Prediction of EGFR mutant subtypes in patients with non-small cell lung cancer by pre-treatment CT radiomics and machine learning
10.3760/cma.j.cn112271-20221223-00495
- VernacularTitle:治疗前CT影像组学结合机器学习预测非小细胞肺癌患者EGFR突变亚型
- Author:
Jiang HU
1
;
Ruimin HE
;
Pinjing CHENG
;
Xiaomin LIU
;
Haibiao WU
;
Linfei LIU
;
Baiqi WANG
;
Hao CHENG
;
Junhui YANG
Author Information
1. 南华大学核科学技术学院,衡阳 421001
- Keywords:
Non-small cell lung cancer;
Epidermal growth factor receptor;
Computed tomography;
Radiomics;
Machine learning
- From:
Chinese Journal of Radiological Medicine and Protection
2023;43(5):386-392
- CountryChina
- Language:Chinese
-
Abstract:
Objective:To evaluate the feasibility and clinical value of pre-treatment non-enhanced chest CT radiomics features and machine learning algorithm to predict the mutation status and subtype (19Del/21L858R) of epidermal growth factor receptor (EGFR) for patients with non-small cell lung cancer (NSCLC).Methods:This retrospective study enrolled 280 NSCLC patients from first and second affiliated hospital of University of South China who were confirmed by biopsy pathology, gene examination, and have pre-treatment non-enhanced CT scans. There are 136 patients were confirmed EGFR mutation. Primary lung gross tumor volume was contoured by two experienced radiologists and oncologists, and 851 radiomics features were subsequently extracted. Then, spearman correlation analysis and RELIEFF algorithm were used to screen predictive features. The two hospitals were training and validation cohort, respectively. Clinical-radiomics model was constructed using selected radiomics and clinical features, and compared with models built by radiomics features or clinical features respectively.
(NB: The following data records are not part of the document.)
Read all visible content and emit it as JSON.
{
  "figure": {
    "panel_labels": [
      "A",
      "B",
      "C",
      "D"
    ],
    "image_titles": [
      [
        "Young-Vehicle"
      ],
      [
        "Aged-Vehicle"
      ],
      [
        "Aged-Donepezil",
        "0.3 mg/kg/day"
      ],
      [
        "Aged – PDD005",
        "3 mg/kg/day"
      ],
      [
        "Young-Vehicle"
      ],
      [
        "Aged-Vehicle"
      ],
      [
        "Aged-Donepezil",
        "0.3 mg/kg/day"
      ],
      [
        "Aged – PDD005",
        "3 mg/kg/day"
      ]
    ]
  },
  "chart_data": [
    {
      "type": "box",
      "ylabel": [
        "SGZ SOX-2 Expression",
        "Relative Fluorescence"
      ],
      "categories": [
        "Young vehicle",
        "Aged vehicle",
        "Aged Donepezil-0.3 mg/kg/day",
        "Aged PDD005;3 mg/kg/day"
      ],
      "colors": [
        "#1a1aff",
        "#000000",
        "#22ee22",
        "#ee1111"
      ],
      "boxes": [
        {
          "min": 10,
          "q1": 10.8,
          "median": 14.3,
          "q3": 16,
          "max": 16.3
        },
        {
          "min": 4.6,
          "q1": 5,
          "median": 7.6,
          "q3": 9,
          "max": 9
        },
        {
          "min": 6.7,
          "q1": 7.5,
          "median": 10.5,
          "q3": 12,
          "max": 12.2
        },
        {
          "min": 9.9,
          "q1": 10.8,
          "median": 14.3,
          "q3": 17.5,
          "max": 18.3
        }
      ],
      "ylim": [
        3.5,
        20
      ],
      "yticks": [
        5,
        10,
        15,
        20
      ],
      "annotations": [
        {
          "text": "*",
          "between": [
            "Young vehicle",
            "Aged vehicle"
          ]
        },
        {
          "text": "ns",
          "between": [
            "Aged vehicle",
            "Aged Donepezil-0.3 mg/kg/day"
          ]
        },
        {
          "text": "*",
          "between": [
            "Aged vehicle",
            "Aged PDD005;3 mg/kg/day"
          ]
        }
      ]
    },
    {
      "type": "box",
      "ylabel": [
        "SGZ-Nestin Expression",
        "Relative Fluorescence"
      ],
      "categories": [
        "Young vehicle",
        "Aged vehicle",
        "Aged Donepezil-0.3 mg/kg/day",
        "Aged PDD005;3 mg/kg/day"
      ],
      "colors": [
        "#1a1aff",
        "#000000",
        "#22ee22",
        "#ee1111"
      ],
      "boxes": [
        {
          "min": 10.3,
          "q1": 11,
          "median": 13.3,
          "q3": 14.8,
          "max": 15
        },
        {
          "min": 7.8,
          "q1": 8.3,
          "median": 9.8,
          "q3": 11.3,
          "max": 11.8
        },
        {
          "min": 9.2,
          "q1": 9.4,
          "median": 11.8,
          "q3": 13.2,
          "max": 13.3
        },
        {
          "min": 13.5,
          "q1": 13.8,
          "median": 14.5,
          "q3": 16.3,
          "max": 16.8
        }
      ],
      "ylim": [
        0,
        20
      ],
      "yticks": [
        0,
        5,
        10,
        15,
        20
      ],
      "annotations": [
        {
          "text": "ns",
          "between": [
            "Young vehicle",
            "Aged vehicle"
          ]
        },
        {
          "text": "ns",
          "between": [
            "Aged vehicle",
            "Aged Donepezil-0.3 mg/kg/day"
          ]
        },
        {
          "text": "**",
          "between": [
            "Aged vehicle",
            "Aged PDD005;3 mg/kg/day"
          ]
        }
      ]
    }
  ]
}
In this study, machine learning models were established using support vector machine (SVM) and a sequential modeling procedure to predict the mutation status and subtype of EGFR. The area under receiver operating curve (AUC-ROC) was employed to evaluate the performances of established models.Results:After feature selection, 21 radiomics features were found to be efffective in predicting EGFR mutation status and subtype and were used to establish radiomics models. Three types models were established, including clinical model, radiomics model, and clinical-radiomics model. The clinical-radiomics model showed the best predictive efficacy, AUCs of predicting EGFR mutation status for training dataset and validation dataset were 0.956 (95% CI: 0.952-1.000) and 0.961 (95% CI: 0.924-0.998), respectively. The AUCs of predicting 19Del/L858R mutation subtype for training dataset and validation dataset were 0.926 (95% CI: 0.893-0.959), 0.938 (95% CI: 0.876-1.000), respectively. Conclusions:The constructed sequential models based on integration of CT radiomics, clinical features and machine learning can accurately predict the mutation status and subtype of EGFR.